Всё детство Света мечтала увидеть ангелов. Бабушка рассказывала о небе и жизни «после» и что ангелы – белоснежные вестники радости.

Вот только Света не хотела никакого после, хотела сейчас. Как все дети она не умела ждать и не знала, что есть что-то невозможное.

И ангелы появились. Света находила их в пухлой сдобе и объятиях папы. Они появлялись вместе с улыбкой мамы. Эфемерные, невесомые. Они скакали солнечными зайчиками, мурлыкали кошкой, шелестели листвой и проливались дождём с неба.

Всё возможно. Просто нужно верить. И видеть.

Настоящий писатель

Солнце упрямо пробивало себе дорогу сквозь неплотно задёрнутые шторы. Один луч злобно впился мне в глаз. Я поморщился и уткнулся лицом в подушку. Слишком рано.

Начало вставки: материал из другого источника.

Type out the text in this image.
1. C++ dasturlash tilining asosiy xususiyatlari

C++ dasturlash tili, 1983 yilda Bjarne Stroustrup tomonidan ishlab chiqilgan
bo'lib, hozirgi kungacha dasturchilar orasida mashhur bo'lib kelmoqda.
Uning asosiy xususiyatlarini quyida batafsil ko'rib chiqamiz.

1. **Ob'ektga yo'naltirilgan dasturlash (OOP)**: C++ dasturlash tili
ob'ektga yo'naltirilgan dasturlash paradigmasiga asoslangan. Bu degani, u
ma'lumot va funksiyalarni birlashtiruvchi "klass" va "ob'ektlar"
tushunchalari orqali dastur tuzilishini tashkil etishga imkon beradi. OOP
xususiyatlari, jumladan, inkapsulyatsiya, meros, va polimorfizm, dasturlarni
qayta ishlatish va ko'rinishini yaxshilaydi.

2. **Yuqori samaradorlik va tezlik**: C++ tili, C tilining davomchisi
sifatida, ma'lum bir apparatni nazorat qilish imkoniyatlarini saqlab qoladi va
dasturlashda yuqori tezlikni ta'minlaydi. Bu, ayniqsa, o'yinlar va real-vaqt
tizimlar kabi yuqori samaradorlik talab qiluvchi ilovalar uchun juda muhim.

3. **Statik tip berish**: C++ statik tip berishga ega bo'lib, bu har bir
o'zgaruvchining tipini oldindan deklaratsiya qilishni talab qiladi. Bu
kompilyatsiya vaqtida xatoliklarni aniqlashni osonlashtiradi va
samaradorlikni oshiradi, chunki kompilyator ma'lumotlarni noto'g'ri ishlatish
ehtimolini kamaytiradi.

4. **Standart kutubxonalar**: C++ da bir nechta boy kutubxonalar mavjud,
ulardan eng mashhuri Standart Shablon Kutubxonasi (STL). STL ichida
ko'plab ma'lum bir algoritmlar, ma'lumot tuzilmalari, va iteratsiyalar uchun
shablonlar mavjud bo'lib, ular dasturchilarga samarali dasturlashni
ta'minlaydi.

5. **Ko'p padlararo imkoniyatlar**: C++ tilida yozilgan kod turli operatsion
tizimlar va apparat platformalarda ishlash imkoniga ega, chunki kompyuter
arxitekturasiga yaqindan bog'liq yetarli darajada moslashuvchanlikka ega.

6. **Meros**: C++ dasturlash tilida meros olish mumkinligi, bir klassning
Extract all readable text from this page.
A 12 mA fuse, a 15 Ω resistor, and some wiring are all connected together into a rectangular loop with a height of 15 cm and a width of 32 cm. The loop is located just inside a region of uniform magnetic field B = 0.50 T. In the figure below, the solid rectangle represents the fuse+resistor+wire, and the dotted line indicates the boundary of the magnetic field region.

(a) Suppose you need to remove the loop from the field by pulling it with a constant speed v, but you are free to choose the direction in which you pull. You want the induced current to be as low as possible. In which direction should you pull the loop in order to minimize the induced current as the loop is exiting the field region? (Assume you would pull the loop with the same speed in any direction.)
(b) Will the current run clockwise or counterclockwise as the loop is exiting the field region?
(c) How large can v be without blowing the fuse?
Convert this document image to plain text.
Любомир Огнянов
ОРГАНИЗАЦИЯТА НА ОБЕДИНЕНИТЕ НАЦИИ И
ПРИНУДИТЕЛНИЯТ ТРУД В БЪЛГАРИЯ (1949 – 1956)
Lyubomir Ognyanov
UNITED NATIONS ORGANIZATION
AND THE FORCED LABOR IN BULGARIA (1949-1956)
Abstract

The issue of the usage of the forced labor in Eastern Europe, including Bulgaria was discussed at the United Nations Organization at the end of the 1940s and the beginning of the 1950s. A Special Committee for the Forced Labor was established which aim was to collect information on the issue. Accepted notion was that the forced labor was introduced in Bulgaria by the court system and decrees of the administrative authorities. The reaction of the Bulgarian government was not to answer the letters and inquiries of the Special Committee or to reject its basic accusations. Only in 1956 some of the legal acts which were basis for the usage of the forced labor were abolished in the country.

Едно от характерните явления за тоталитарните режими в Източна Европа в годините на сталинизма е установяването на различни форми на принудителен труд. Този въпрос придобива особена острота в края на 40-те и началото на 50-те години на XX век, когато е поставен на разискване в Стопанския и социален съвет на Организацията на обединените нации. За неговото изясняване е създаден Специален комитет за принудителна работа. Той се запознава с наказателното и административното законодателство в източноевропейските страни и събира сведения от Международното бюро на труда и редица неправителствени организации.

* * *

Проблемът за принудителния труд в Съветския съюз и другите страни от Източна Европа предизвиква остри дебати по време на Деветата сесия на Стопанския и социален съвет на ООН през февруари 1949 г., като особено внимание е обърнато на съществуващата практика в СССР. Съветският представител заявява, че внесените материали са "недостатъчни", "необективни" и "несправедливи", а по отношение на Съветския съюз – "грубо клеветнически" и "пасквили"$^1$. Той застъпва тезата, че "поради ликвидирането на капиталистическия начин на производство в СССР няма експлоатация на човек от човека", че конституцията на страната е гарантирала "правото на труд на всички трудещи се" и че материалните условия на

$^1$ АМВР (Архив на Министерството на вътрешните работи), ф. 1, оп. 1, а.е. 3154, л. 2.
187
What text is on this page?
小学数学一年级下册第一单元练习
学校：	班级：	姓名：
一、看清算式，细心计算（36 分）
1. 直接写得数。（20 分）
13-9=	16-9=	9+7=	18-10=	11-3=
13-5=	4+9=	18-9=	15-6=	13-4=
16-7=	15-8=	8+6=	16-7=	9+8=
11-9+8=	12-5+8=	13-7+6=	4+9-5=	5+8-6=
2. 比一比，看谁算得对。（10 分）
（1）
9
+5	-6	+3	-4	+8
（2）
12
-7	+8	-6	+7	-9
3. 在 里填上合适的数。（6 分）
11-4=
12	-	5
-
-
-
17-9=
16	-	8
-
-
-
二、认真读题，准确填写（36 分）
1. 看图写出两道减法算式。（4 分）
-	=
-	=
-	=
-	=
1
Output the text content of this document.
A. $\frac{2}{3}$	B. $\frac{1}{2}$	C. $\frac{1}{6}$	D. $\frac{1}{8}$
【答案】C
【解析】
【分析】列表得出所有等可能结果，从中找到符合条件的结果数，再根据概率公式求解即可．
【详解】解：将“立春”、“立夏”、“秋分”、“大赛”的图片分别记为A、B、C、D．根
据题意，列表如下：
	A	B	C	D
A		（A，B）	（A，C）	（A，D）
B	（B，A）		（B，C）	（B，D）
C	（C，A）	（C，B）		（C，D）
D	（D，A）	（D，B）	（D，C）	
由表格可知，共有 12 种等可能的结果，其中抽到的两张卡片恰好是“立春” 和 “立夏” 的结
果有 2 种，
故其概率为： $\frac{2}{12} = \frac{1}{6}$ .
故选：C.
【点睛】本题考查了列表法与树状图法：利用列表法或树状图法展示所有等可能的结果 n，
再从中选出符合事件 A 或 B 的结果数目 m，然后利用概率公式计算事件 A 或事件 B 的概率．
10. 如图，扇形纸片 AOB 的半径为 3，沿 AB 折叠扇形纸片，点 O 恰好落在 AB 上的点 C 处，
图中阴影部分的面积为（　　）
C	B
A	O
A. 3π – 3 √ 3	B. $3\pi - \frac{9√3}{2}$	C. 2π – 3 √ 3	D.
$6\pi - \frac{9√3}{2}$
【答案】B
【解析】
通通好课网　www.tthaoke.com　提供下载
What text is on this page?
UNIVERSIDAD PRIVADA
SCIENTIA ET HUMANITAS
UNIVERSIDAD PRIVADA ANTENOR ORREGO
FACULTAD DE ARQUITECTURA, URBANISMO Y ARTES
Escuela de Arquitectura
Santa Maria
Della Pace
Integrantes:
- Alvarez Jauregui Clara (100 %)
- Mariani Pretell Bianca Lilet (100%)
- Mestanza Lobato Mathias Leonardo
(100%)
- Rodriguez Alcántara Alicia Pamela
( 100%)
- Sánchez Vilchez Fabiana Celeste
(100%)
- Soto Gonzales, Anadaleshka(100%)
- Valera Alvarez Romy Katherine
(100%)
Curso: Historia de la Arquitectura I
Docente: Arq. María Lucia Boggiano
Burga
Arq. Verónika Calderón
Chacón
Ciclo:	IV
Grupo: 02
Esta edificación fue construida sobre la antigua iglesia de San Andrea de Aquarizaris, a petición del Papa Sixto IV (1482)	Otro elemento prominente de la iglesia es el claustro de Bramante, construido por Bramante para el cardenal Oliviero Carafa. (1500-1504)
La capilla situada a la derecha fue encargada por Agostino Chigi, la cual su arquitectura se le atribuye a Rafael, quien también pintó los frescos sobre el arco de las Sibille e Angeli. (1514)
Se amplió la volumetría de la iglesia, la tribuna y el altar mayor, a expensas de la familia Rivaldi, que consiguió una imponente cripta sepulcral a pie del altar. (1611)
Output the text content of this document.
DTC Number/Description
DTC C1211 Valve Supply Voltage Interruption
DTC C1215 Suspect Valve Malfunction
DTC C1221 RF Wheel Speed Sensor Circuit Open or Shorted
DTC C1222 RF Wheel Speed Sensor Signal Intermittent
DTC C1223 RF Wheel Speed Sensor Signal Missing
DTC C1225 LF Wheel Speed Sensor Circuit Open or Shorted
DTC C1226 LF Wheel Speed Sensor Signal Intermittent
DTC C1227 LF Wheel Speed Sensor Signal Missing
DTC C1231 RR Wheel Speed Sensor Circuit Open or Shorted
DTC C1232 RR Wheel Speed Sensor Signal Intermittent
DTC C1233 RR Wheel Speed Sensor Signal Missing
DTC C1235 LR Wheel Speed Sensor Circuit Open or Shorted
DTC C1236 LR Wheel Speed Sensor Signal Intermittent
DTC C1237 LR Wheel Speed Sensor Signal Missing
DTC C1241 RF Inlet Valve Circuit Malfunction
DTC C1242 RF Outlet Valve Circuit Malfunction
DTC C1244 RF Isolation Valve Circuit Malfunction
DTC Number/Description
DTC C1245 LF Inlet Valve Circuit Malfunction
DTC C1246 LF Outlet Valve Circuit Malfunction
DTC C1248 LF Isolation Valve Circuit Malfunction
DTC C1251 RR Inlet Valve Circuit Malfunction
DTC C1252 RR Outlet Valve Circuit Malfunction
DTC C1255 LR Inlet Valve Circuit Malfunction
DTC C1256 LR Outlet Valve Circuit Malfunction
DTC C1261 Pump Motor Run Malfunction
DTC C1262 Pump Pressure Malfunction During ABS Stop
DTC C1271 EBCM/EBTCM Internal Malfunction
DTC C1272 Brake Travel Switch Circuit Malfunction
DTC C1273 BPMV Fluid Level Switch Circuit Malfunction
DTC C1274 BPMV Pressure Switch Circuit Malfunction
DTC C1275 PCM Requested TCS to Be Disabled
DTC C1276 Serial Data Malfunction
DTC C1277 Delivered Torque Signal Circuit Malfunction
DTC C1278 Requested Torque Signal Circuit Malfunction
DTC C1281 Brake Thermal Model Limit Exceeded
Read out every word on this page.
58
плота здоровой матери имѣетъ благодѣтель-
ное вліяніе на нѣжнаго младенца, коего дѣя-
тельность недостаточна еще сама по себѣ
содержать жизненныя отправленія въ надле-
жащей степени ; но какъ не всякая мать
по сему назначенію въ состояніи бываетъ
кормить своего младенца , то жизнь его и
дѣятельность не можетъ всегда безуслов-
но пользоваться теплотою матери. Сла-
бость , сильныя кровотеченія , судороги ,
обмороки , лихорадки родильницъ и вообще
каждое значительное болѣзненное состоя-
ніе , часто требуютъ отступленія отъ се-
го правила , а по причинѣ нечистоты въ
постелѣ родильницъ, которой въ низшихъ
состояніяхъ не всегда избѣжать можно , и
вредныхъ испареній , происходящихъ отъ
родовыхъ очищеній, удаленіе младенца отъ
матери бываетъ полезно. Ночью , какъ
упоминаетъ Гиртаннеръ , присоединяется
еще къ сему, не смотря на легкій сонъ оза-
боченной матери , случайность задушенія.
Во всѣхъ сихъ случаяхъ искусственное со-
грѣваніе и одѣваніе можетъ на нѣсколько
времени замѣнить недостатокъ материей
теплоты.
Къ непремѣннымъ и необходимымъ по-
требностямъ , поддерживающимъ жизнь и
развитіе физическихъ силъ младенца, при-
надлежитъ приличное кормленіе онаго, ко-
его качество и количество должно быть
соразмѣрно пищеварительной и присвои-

Кот заметил шевеление под одеялом и с боевым кошачьим «мяу» запрыгнул на кровать. Теперь точно придется вставать. Вискас, кофе, новости. Только в такой последовательности. Каждое утро. Включаю телевизор фоном. Опять военные действия, выборы и парады то ли «за», то ли «против».

А день будет прекрасен. Вон какое светило доброе, разлило свет по улице, плеснуло на угол соседнего дома свою благодать. Что, Кот, тоже хочешь свою порцию солнца? Сиди, загорай, а мне ещё работать и за кормом сходить надо. Знаешь, Кот, какая тётка на кассе злобная? Продукты отбивает, а в глазах не то осуждение, не то недосып. Водяная баба в своих владениях, а ты незваный гость на её территории. Затянет в свой продуктово-бытовой омут, накинет силок ипотек и кредитов, не выбраться. Хотя может она так флиртует, кто ж знает. Хорошая тётка, фактурная.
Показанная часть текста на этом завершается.